Jun 10 2011
The Reluctant Debutante (1958)
We read so many books here about “The Season” that I thought it appropriate to review this movie set during the last official one before the Queen pulled the plug on it in 1958. Though it was probably watched more for Sandra Dee and John Saxon during its release, today I watch it more for the bravura comedic performances by Kay Kendall and Rex Harrison as the harried father and stepmother trying to launch his daughter and one-up her second cousin once removed (“And once isn’t far enough.”)
Lord James Broadbent (Rex Harrison) and his second wife, Lady Sheila (Kay Kendall) are expecting his American daughter Jane (Sandra Dee) for a summer vacation in London. While picking her up at the airport, they run into Sheila’s distant relative Lady Mabel Claremont (Angela Lansbury) and her daughter Clarissa (Diane Clare). Bossy chatterbox Mabel, who steamrolls her way through life, insists on riding back with the Broadbents. And while the two young women are dropped off to see some of the sights of London, including a guardsman David Fenner (Peter Myers) with whom Clarissa is in love, Mabel regales Sheila with tales of how wonderful a Season is (Sheila didn’t have one because of the war) until Sheila just has to get her own back by announcing that she and Jimmy have decided to surprise Jane with a Season of her own.
And so starts a whirlwind of parties and endless nights for Jane to dance with uppercrust English twits who bore her silly until she meets handsome American David Parkson (John Saxon). But Parkson is a dark horse with a past that Mabel takes great care to gossip to Sheila and Jimmy about in a funny scene at a ball, after which Sheila declares him persona non grata in favor of Clarissa’s drippy beau David Fenner. But Jane knows her own mind and no one but Parkson will do. Now it’s up to Jimmy and Parkson to come up with some way to change Sheila’s mind without making it obvious they’re changing her mind (“Truth doesn’t mean the same to a woman as it does to a man. To them it’s what they want to believe regardless of the facts.”).
Put aside modern sensibilities and forget that this is a story about a 17 year old Jane finding her HEA after a few short weeks with 23 year old David. I’m sure it played better in 1958 but now it does make me cringe a bit. In fact, there’s even a scene in which Jimmy Broadbent denounces the whole rigmarole as nothing more than mothers dolling up innocent goats then staking them out in the hopes of catching a passing tiger. To me and to many who love the film, it’s all about the adults.
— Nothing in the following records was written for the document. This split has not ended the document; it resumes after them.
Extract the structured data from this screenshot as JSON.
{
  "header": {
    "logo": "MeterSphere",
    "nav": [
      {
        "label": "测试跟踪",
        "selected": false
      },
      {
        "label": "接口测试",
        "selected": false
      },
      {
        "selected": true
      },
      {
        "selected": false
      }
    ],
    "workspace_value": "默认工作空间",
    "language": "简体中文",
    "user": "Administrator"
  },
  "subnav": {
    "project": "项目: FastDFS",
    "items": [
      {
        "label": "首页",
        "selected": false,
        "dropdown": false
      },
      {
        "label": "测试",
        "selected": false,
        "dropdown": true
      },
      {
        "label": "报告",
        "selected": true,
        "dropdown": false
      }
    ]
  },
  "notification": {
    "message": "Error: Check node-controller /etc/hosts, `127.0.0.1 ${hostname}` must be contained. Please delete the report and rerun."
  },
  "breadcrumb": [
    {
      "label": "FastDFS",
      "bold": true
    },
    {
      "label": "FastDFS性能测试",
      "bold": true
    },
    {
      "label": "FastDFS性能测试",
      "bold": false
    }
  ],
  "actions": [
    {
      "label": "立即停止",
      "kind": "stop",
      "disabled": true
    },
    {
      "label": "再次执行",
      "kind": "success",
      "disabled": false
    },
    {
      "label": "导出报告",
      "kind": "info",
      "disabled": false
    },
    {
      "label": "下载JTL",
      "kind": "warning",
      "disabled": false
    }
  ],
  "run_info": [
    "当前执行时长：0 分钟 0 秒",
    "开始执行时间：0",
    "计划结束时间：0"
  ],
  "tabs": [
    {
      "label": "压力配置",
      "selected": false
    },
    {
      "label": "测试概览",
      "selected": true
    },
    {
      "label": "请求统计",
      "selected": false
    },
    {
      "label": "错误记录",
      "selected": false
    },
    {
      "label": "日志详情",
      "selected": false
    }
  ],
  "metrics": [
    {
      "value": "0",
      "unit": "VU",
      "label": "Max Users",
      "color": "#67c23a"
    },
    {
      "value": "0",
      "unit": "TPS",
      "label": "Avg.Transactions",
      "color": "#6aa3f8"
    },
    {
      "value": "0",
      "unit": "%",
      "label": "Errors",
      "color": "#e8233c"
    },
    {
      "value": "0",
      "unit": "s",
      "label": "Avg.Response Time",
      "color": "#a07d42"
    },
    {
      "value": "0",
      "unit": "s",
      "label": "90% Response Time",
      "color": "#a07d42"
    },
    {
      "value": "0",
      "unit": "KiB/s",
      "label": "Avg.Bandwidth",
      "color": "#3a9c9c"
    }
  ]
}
There are several delightfully catty scenes of Sheila and Mabel trying to outdo each other through their daughters with triumphant smirks all around when things go their way. There’s also poor Jimmy having to not only foot the bill but also survive late nights at parties before early days in the office. I’d begin to haunt the bar looking for the dregs of whatever drinks are left at 2 am too. Listen for how an exhausted Jimmy mistakenly announces them as they trudge into yet another ballroom on 3 hours of sleep.
It’s obvious from the beginning who Jane will fall for and for whom she won’t. John Saxon is darkly handsome and, as depicted in later scenes with Jane after her ball, almost too good to be true while Peter Meyer plays the plummy voiced David Fenner as a human GPS drip. The look on Sheila’s face in the final scene when she discovers who David Parkson really is is priceless as are the proceeding scenes as she and Jimmy ineptly attempt to spy on Jane and Parkson. There’s a sweet undertone to the relationship between father and daughter which balances that of Sheila and Mabel and it’s funny to watch Jimmy plan to manipulate Sheila in the same manner which women normally reserve to outmaneuver their men.
And oh, the fashions. This was still an era when airline travel was glamorous and young women wore hats and gloves while doing it. As seen at the parties, England expected every bolt of tulle to do its duty as a debutante dress and everyone wore opera length gloves. However I want the Balmain gowns worn by Kendall and Lansbury – too divine – and the fab London Broadbent townhouse – even if I know it’s probably just a soundstage.
Finally! there’s an official DVD for sale (check at TCM – it’s on sale now) plus there are used copies of VHS tapes online. I made my DVD copy off a telecast on TCM. There are some sites offering a DVD-R copy though I’ve never ordered anything from them and can’t guarantee what they sell.
Kendall and Harrison, married in real life, have marvelous chemistry here and Angela Lansbury is great fun in a comedic role. Sandra Dee proves she actually can act as does John Saxon. It’s lighthearted fluff but very entertaining fluff and a film I think a lot of romance fans will appreciate.